In our fortieth anniversary year, we are well positioned to carry out that charge, and we are doing so actively. Today, AFA has 230,000 members, nearly 25,000 of them Life Members, organized into 310 chapters in the United States and thirty-three overseas. Almost any day of any week, an Air Force Association chapter, state organization, or region somewhere is putting on a program to advance understanding of airpower. AFA has 253 Industrial Associates, and the Community Partner program — growing recently at the rate of fifty enrollments a week — has established tires for support from more than 700 local businesses.
Our national symposia and Aerospace Education Foundation roundtables enable us to present the views of leaders and thinkers in the fields of defense and aerospace. AFA awards recognize and promote contributions to national security. We disseminate reliable information and analysis not only through our monthly journal, Air Force Magazine, but also by production of films, videotapes, legislative reports, and other printed materials. In many instances, we are the source of information that would not be readily available to the public — if available to all — were AFA not here to provide it.
As my predecessor, Russell E. Dougherty, has said the accomplishments of AFA today are possible because we stand on the shoulders of giants, meaning those farsighted leaders who founded AFA and sustained it as it grew. Throughout our history, each generation of members and leaders has been able to build on the achievements of the generations that went before. Thus, the Association has become an instrument; perhaps promote understanding and support for issues vital to national security. We of AFA are a quarter million strong, and we are just as effective as we will ourselves to be.
It is important that we will ourselves to be very effective we have a huge job of informing and educating on our hands.
Sixteen years into the All-Volunteer Force, five years into the restoration of US military preparedness, and reduction adventure, signs abound that defense has begun to slip badly as a national priority.
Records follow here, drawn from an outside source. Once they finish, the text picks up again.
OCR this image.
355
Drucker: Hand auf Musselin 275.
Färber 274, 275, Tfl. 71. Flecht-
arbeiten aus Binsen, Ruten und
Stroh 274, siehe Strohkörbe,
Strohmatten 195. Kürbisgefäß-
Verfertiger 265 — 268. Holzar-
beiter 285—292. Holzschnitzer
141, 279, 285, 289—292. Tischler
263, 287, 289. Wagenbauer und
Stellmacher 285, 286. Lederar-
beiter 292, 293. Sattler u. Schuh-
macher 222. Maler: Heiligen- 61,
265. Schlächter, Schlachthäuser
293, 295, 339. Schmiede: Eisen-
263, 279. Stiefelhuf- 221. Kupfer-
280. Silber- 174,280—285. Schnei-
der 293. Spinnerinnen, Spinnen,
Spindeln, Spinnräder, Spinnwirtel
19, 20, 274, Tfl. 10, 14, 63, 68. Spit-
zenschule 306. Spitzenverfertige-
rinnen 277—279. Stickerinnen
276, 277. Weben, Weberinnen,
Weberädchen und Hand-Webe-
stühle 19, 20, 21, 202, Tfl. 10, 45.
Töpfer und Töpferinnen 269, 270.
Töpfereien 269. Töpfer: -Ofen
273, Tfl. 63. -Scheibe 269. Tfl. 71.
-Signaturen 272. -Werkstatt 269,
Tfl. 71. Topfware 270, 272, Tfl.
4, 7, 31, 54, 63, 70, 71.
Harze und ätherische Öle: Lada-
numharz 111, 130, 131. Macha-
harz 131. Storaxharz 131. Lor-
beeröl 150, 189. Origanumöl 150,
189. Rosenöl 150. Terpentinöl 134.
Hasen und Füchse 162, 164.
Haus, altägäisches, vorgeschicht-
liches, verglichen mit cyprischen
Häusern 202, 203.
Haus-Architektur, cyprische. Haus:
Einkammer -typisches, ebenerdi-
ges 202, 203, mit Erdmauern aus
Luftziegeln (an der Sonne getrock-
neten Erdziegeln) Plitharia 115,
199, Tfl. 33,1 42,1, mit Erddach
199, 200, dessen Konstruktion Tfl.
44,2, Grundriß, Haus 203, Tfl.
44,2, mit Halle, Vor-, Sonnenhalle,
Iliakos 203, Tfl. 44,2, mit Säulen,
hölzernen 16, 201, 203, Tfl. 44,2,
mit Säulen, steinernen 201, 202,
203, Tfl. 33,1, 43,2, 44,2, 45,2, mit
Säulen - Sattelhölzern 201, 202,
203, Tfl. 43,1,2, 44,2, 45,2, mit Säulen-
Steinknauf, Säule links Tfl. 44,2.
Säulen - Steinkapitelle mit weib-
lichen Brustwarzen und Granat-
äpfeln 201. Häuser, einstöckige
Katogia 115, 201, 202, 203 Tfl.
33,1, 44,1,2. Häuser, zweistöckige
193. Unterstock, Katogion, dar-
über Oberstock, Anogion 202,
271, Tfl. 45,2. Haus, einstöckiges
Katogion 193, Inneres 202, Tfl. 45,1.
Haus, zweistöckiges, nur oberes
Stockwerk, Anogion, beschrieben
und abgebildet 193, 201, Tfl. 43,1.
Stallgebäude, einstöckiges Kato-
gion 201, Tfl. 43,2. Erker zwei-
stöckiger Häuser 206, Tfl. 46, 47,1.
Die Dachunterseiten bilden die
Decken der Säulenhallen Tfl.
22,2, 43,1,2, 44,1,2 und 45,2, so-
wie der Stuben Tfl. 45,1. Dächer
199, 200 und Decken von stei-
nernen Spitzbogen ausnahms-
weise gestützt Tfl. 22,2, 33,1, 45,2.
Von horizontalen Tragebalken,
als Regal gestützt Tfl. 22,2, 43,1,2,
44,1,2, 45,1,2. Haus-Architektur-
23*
In part, this is because the public either does not understand or does not believe that its security is threatened in an immediate way by the relentless buildup of Soviet military power. There is a vague perception that the risk is exaggerated and that the United States probably has already as much military capability as it needs. It does not weigh heavily on the public’s mind that the US Air Force lacks the number of combat-coded fighter and attack squadrons to meet its taskings, that total airlift available is woefully short of the amount required, or that the balance in strategic nuclear capability is drifting in favor of those who intend us harm. Unaware of the facts or choosing to ignore them, a great many people think that defense spending is largely to blame for the federal deficit. There is a growing mood that we must cut our military coat to fit the budgetary cloth, no matter what such a coat might cover or leave uncovered.
With each passing year, fewer Americans — and fewer decision-makers — have served personally in the armed forces. Accurate, timely information on defense issues is seldom available from the popular media. Along with forty years of heritage, we in AFA inherited an obligation from those giants on whose shoulders we stand. It is not enough that we ourselves be informed and understand. We must also inform others and make them understand, too. If we do not do this, who will
The program of the Air Force Association serves many constituencies: The general membership, as it goes about learning, teaching, and informing; the active-duty Air Force and the Air Reserve Forces; the education system that prepares the leaders and doers of tomorrow; decision-makers, as they struggle with the difficult issues of our times; veterans and military retirees, to whom we owe so much; the much-maligned but critically important defense industrial base; and above all, the nation we seek to protect and preserve.
As we begin our fifth decade, we are obligated by heritage and purpose to live up to the assessment made by one of our best-known charter members, President Ronald Reagan, in his message to AFA’s Gathering of Eagles: “It looks like that association of Air Force supporters we pulled together forty years ago has thrived. It makes me proud to have had a hand in getting AFA started, to see how it has grown and contributed to the security of our nation.”
This is our history — and our mandate for the future.